OUÇAM O SILÊNCIO...
OUÇAM BEM...
QUE EU VOU CONTINUAR A G R I T A R!
DA ANTOLOGIA DE 2012
TOMEM LÁ UM CONTO:
O SONHO DE LEOCÁDIA
Conto de Luís Pessoa
Sempre que o sol rompia,
esfarelando a finíssima teia nevoenta que o frio da noite tecera, a vida
retomava o seu ciclo por entre algazarras juvenis e espreguiçadelas
amadurecidas nos anos.
A vida familiar era assim mesmo,
marcada pela sucessão do dia e da noite, pela presença e pela ausência, pela
penúria e pela abundância e Leocádia sabia isso perfeitamente.

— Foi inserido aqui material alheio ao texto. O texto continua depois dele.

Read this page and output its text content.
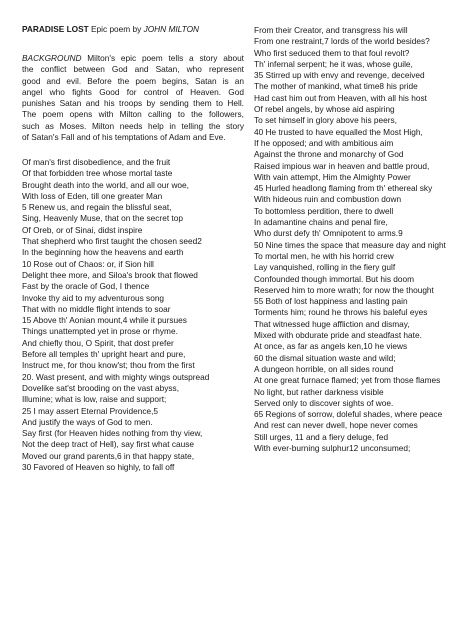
PARADISE LOST Epic poem by JOHN MILTON
BACKGROUND Milton's epic poem tells a story about
the conflict between God and Satan, who represent
good and evil. Before the poem begins, Satan is an
angel who fights Good for control of Heaven. God
punishes Satan and his troops by sending them to Hell.
The poem opens with Milton calling to the followers,
such as Moses. Milton needs help in telling the story
of Satan's Fall and of his temptations of Adam and Eve.
Of man's first disobedience, and the fruit
Of that forbidden tree whose mortal taste
Brought death into the world, and all our woe,
With loss of Eden, till one greater Man
5 Renew us, and regain the blissful seat,
Sing, Heavenly Muse, that on the secret top
Of Oreb, or of Sinai, didst inspire
That shepherd who first taught the chosen seed2
In the beginning how the heavens and earth
10 Rose out of Chaos: or, if Sion hill
Delight thee more, and Siloa's brook that flowed
Fast by the oracle of God, I thence
Invoke thy aid to my adventurous song
That with no middle flight intends to soar
15 Above th' Aonian mount,4 while it pursues
Things unattempted yet in prose or rhyme.
And chiefly thou, O Spirit, that dost prefer
Before all temples th' upright heart and pure,
Instruct me, for thou know'st; thou from the first
20. Wast present, and with mighty wings outspread
Dovelike sat'st brooding on the vast abyss,
Illumine; what is low, raise and support;
25 I may assert Eternal Providence,5
And justify the ways of God to men.
Say first (for Heaven hides nothing from thy view,
Not the deep tract of Hell), say first what cause
Moved our grand parents,6 in that happy state,
30 Favored of Heaven so highly, to fall off
From their Creator, and transgress his will
From one restraint,7 lords of the world besides?
Who first seduced them to that foul revolt?
Th' infernal serpent; he it was, whose guile,
35 Stirred up with envy and revenge, deceived
The mother of mankind, what time8 his pride
Had cast him out from Heaven, with all his host
Of rebel angels, by whose aid aspiring
To set himself in glory above his peers,
40 He trusted to have equalled the Most High,
If he opposed; and with ambitious aim
Against the throne and monarchy of God
Raised impious war in heaven and battle proud,
With vain attempt, Him the Almighty Power
45 Hurled headlong flaming from th' ethereal sky
With hideous ruin and combustion down
To bottomless perdition, there to dwell
In adamantine chains and penal fire,
Who durst defy th' Omnipotent to arms.9
50 Nine times the space that measure day and night
To mortal men, he with his horrid crew
Lay vanquished, rolling in the fiery gulf
Confounded though immortal. But his doom
Reserved him to more wrath; for now the thought
55 Both of lost happiness and lasting pain
Torments him; round he throws his baleful eyes
That witnessed huge affliction and dismay,
Mixed with obdurate pride and steadfast hate.
At once, as far as angels ken,10 he views
60 the dismal situation waste and wild;
A dungeon horrible, on all sides round
At one great furnace flamed; yet from those flames
No light, but rather darkness visible
Served only to discover sights of woe.
65 Regions of sorrow, doleful shades, where peace
And rest can never dwell, hope never comes
Still urges, 11 and a fiery deluge, fed
With ever-burning sulphur12 unconsumed;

- Leocádia, todo o cuidado é
pouco. Presta atenção ao que te digo…
Os alertas mil vezes repetidos,
ora pelo pai, ora pela mãe, encontravam o eco que Leocádia entendia merecerem,
ou seja, nenhum.
Se a vida era bela, os odores da
terra e do lago, do céu e da floresta traziam no seu seio a inebriante frescura
da paz, se tinha a certeza de ser aquela que os
deusas escolheram para ser feliz e capaz de arrostar todas as improváveis
adversidades, que razões poderiam ter os pais
para tantos avisos?
E todos os dias a cena se
repetia, quando eles saíam em busca do sustento de toda a família.

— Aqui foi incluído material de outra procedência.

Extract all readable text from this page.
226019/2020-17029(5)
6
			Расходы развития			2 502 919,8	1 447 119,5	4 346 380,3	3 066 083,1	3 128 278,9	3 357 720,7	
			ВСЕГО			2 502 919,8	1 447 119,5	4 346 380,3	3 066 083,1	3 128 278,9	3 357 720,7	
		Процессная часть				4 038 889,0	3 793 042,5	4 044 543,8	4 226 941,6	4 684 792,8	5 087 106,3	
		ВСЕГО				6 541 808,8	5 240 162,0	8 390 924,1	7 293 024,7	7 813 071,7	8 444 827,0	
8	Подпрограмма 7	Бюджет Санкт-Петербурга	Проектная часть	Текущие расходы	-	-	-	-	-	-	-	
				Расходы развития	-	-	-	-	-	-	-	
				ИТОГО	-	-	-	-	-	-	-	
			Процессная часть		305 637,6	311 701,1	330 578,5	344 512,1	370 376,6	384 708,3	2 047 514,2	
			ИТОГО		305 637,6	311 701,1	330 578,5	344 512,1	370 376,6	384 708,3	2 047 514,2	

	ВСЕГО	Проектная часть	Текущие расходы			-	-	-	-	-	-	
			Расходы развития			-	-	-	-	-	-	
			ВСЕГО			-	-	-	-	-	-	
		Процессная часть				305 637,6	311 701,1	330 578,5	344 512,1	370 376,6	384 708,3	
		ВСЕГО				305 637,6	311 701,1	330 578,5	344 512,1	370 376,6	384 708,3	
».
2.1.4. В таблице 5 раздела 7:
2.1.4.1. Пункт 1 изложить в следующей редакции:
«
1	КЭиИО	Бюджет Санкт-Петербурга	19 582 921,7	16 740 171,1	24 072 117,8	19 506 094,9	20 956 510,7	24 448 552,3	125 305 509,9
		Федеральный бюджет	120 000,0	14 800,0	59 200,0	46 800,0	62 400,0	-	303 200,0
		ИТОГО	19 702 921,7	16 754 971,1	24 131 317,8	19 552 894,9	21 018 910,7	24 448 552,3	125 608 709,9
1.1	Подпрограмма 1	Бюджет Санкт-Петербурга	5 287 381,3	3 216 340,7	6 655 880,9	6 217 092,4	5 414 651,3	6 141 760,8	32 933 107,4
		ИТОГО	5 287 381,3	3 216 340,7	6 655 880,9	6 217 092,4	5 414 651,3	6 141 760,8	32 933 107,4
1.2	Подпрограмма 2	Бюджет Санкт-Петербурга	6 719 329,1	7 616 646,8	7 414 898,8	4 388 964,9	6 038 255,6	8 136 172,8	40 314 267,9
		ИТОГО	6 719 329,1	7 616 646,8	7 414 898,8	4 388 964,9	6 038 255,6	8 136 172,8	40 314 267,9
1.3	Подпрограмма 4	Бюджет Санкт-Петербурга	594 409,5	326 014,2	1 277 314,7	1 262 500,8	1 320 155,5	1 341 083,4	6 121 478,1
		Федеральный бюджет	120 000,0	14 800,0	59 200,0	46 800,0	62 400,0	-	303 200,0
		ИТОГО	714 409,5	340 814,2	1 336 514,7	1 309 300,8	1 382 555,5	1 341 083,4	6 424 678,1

Leocádia brincava descuidadamente
com o irmão, rebolando pela encosta, saltitando alegremente, sorvendo cada
segundo, enquanto o irmão se ia revelando mais maduro, mais atento ao mundo e
aos perigos que sempre rodeiam os jovens. Leonel já sentia as transformações
que o seu corpo operava e as formas que a Leocádia exibia, ainda que esta não
parecesse notar. A infância fora-se, de forma rápida e o mundo parecia ter
mudado ao mesmo ritmo. Só os avisos dos pais se mantinham inalterados, em
apelos cada vez mais insistentes para que todos os sentidos estivessem sempre
no máximo de concentração.
Leonel apreendeu, Leocádia
ignorou.
Um dia os pais não regressaram e
Leonel anunciou que se ia embora.
Sozinha, Leocádia viu chegada a
sua hora, porque nunca fora o que os pais queriam que ela fosse, porque era
ela, aquela que acreditava, melhor, que sabia ser a eleita pelos deuses e que
nada nem ninguém podia destruir ou sequer perturbar.

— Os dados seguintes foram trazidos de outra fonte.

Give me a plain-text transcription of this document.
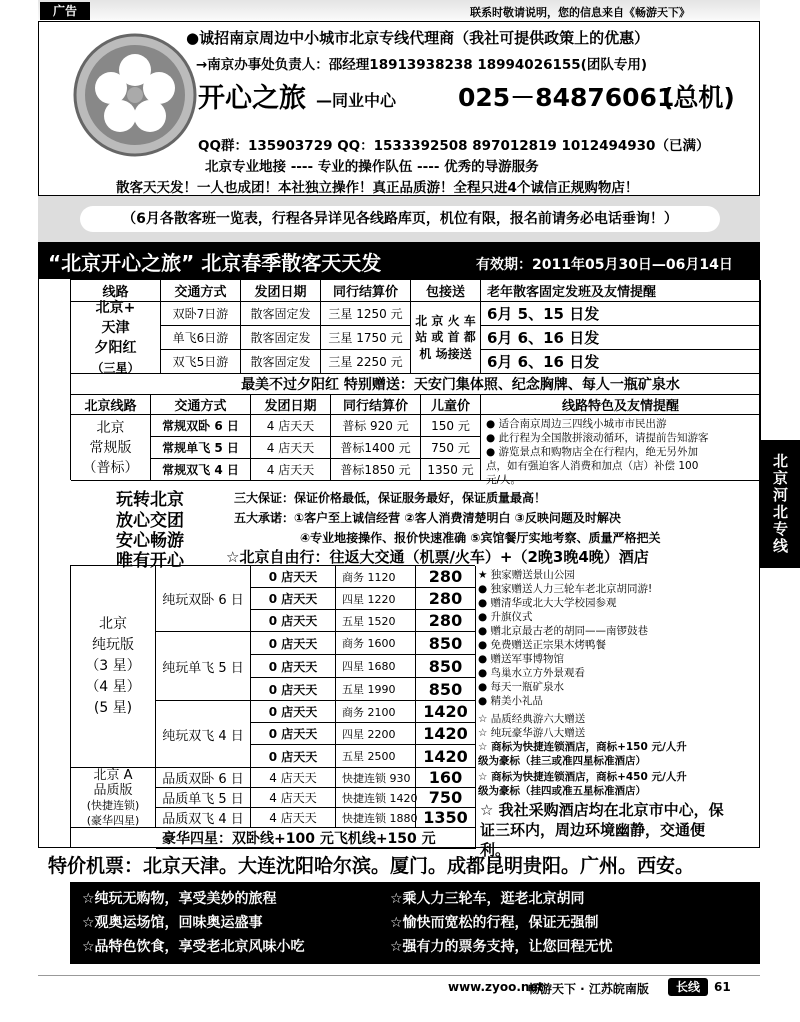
广告	联系时敬请说明，您的信息来自《畅游天下》
●诚招南京周边中小城市北京专线代理商（我社可提供政策上的优惠）
→南京办事处负责人：邵经理18913938238 18994026155(团队专用)
开心之旅 —同业中心 025－84876061
(总机)
QQ群：135903729 QQ：1533392508 897012819 1012494930（已满）
北京专业地接 ---- 专业的操作队伍 ---- 优秀的导游服务
散客天天发！一人也成团！本社独立操作！真正品质游！全程只进4个诚信正规购物店！
（6月各散客班一览表，行程各异详见各线路库页，机位有限，报名前请务必电话垂询！）
“北京开心之旅” 北京春季散客天天发	有效期：2011年05月30日—06月14日
线路	交通方式	发团日期	同行结算价	包接送	老年散客固定发班及友情提醒
北京+
天津
夕阳红
（三星）
双卧7日游	散客固定发	三星 1250 元	6月 5、15 日发
单飞6日游	散客固定发	三星 1750 元	6月 6、16 日发
双飞5日游	散客固定发	三星 2250 元	6月 6、16 日发
北 京 火 车 站 或 首 都 机 场接送
最美不过夕阳红 特别赠送：天安门集体照、纪念胸牌、每人一瓶矿泉水
北京线路	交通方式	发团日期	同行结算价	儿童价	线路特色及友情提醒
北京
常规版
（普标）
常规双卧 6 日	4 店天天	普标 920 元	150 元
常规单飞 5 日	4 店天天	普标1400 元	750 元
常规双飞 4 日	4 店天天	普标1850 元	1350 元
● 适合南京周边三四线小城市市民出游
● 此行程为全国散拼滚动循环，请提前告知游客
● 游览景点和购物店全在行程内，绝无另外加
点，如有强迫客人消费和加点（店）补偿 100
元/人。
玩转北京
放心交团
安心畅游
唯有开心
三大保证：保证价格最低，保证服务最好，保证质量最高！
五大承诺：①客户至上诚信经营 ②客人消费清楚明白 ③反映问题及时解决
④专业地接操作、报价快速准确 ⑤宾馆餐厅实地考察、质量严格把关
☆北京自由行：往返大交通（机票/火车）+（2晚3晚4晚）酒店
北京
纯玩版
（3 星）
（4 星）
(5 星)
纯玩双卧 6 日
纯玩单飞 5 日
纯玩双飞 4 日
0 店天天	商务 1120	280
0 店天天	四星 1220	280
0 店天天	五星 1520	280
0 店天天	商务 1600	850
0 店天天	四星 1680	850
0 店天天	五星 1990	850
0 店天天	商务 2100	1420
0 店天天	四星 2200	1420
0 店天天	五星 2500	1420
★ 独家赠送景山公园
● 独家赠送人力三轮车老北京胡同游!
● 赠清华或北大大学校园参观
● 升旗仪式
● 赠北京最古老的胡同——南锣鼓巷
● 免费赠送正宗果木烤鸭餐
● 赠送军事博物馆
● 鸟巢水立方外景观看
● 每天一瓶矿泉水
● 精美小礼品
☆ 品质经典游六大赠送
☆ 纯玩豪华游八大赠送
☆ 商标为快捷连锁酒店，商标+150 元/人升
级为豪标（挂三或准四星标准酒店）
☆ 商标为快捷连锁酒店，商标+450 元/人升
级为豪标（挂四或准五星标准酒店）
☆ 我社采购酒店均在北京市中心，保证三环内，周边环境幽静，交通便利。
北京 A
品质版
(快捷连锁)
(豪华四星)
品质双卧 6 日	4 店天天	快捷连锁 930	160
品质单飞 5 日	4 店天天	快捷连锁 1420 750
品质双飞 4 日	4 店天天	快捷连锁 1880 1350
豪华四星：双卧线+100 元飞机线+150 元
北京河北专线
特价机票：北京天津。大连沈阳哈尔滨。厦门。成都昆明贵阳。广州。西安。
☆纯玩无购物，享受美妙的旅程
☆观奥运场馆，回味奥运盛事
☆品特色饮食，享受老北京风味小吃
☆乘人力三轮车，逛老北京胡同
☆愉快而宽松的行程，保证无强制
☆强有力的票务支持，让您回程无忧
www.zyoo.net
畅游天下 · 江苏皖南版	长线	61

E iniciou a sua grande viagem,
pela madrugada.
--o--
Sara, vivia no fausto do seu
apartamento, bem no centro da cidade e de lá irradiava beleza e falta de
sentido de vida. Nada nem ninguém a entusiasmava e só umas tantas jóias,
vestidos sumptuosos, casacos de pele caríssimos e outros artifícios lhe
despertavam, ainda, algum sentimento.
João, arquitecto de obras nunca
feitas, herdeiro natural de fortunas que não conquistou, era o eleito do
coração de Sara, pelo menos por agora, enquanto diamantes e riquezas brotassem
das mãos bem tratadas, que nunca conheceram trabalho.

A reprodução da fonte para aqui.